The babysitter had already earned big bucks by the time the agenda ended. Finally we asked, “Does anyone have penguins?” The townspeople were outraged, because there were laws!
“We don’t want them,” we said. My husband eyed the mayor’s hammer. I added, “But we don’t want to harm them either. We have small boys and do not support violence or death.”
The mayor began a question with “obviously.” My husband cut him off and said, “Of course we tried taping up the cat door!”
We were directed toward Internet sites. Some decided the penguins could be an enriching experience for our boys.
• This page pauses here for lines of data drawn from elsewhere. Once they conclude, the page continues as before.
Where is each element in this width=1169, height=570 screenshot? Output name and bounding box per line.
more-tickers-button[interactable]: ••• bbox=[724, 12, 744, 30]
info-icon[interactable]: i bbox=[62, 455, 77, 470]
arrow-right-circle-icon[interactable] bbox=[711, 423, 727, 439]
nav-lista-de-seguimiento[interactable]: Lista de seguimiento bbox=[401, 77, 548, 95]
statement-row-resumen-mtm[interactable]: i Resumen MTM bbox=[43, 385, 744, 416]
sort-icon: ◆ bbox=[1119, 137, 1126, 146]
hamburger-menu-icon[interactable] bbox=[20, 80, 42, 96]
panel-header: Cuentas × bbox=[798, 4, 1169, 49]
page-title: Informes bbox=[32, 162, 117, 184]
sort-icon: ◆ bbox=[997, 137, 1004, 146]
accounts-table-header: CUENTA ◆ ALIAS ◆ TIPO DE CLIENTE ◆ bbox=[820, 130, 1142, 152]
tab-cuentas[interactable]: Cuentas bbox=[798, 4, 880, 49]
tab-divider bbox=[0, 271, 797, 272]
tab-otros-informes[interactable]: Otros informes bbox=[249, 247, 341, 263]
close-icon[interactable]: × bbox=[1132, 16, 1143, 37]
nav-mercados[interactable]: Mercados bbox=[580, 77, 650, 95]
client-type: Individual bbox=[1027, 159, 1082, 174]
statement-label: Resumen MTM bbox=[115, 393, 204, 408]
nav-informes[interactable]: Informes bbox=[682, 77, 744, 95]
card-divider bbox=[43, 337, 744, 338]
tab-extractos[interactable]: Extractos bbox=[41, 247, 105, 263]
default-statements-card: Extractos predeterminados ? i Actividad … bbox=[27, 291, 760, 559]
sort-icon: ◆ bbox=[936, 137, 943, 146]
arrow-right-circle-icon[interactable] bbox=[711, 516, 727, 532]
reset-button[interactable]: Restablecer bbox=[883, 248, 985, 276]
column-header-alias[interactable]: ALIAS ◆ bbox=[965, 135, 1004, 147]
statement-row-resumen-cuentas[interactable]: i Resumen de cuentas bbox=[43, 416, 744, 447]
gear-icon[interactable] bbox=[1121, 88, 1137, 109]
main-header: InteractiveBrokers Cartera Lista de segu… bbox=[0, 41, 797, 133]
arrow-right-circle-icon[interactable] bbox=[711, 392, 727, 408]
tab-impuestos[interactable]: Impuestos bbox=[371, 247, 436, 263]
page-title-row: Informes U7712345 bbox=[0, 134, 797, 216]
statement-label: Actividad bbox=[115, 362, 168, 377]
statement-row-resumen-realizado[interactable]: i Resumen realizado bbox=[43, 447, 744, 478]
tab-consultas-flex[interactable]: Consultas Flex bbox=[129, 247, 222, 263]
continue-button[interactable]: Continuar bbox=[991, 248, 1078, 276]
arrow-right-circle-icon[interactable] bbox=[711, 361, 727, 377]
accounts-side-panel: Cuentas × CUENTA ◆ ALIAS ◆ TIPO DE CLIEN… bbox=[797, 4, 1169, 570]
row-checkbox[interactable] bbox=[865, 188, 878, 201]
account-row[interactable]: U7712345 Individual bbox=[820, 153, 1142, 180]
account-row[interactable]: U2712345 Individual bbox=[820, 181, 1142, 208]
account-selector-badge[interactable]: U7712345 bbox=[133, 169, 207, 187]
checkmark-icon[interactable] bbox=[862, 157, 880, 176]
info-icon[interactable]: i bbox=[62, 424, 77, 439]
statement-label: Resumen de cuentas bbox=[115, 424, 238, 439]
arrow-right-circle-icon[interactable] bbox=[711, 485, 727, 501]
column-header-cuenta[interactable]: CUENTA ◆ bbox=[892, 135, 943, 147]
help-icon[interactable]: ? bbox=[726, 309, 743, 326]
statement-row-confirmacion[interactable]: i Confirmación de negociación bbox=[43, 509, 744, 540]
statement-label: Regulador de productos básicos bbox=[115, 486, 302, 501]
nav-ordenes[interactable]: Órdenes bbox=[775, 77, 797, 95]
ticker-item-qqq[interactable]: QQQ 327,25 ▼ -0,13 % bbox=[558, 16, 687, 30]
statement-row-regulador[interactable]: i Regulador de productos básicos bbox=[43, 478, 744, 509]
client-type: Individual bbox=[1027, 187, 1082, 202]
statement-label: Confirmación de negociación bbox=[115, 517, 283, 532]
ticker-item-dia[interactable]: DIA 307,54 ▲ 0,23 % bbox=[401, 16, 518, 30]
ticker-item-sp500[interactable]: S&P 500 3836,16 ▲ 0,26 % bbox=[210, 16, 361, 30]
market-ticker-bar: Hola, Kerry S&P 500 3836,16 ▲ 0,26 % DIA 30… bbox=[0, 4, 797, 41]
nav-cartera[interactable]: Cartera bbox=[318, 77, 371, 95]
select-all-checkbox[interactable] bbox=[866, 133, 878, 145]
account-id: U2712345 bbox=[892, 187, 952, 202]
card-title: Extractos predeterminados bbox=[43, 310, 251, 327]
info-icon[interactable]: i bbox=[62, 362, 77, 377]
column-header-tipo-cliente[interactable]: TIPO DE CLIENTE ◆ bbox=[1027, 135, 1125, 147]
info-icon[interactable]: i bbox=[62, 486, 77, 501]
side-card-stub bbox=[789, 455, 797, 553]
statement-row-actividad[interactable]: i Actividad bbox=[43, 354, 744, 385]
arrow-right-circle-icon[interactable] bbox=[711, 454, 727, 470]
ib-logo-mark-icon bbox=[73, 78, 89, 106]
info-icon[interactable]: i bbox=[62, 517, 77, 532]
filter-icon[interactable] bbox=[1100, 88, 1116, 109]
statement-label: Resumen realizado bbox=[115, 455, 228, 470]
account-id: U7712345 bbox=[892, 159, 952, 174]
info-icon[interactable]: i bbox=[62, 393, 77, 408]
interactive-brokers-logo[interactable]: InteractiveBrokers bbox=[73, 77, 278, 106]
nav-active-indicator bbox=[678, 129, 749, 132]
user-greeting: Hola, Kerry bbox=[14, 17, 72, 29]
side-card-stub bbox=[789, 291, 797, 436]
The penguins, they said, were lifelong fuel for our sons’ educational vehicle.
“We’ll see what happens to their vehicles,” my husband whispered, eying the hammer.
I smiled brightly and thanked everyone.
At the end of the night, we paid the babysitter and offered her a penguin bonus. She turned it down.
We bought earplugs and a noise-canceling machine. We cautioned the boys against touching the penguins. Sometimes, the penguins slept in a pile in the bathtub.
Of course we tried taping up the cat door. My husband suspected the cat’s ghost was clawing the tape down. He had fantasies of lying on the floor with a BB gun and shooting her ghost. We’d put the cat to sleep early on in the twins’ lives, after she scratched one.
The twins told a teacher they had new siblings, a bunch of penguins. We had a parent-teacher conference about enforcing the difference between imagination and reality. The teacher, not embarrassed at all by her assumption, suggested the town hall meetings. We already tried everything, we told her. Of course we tried taping up the cat door.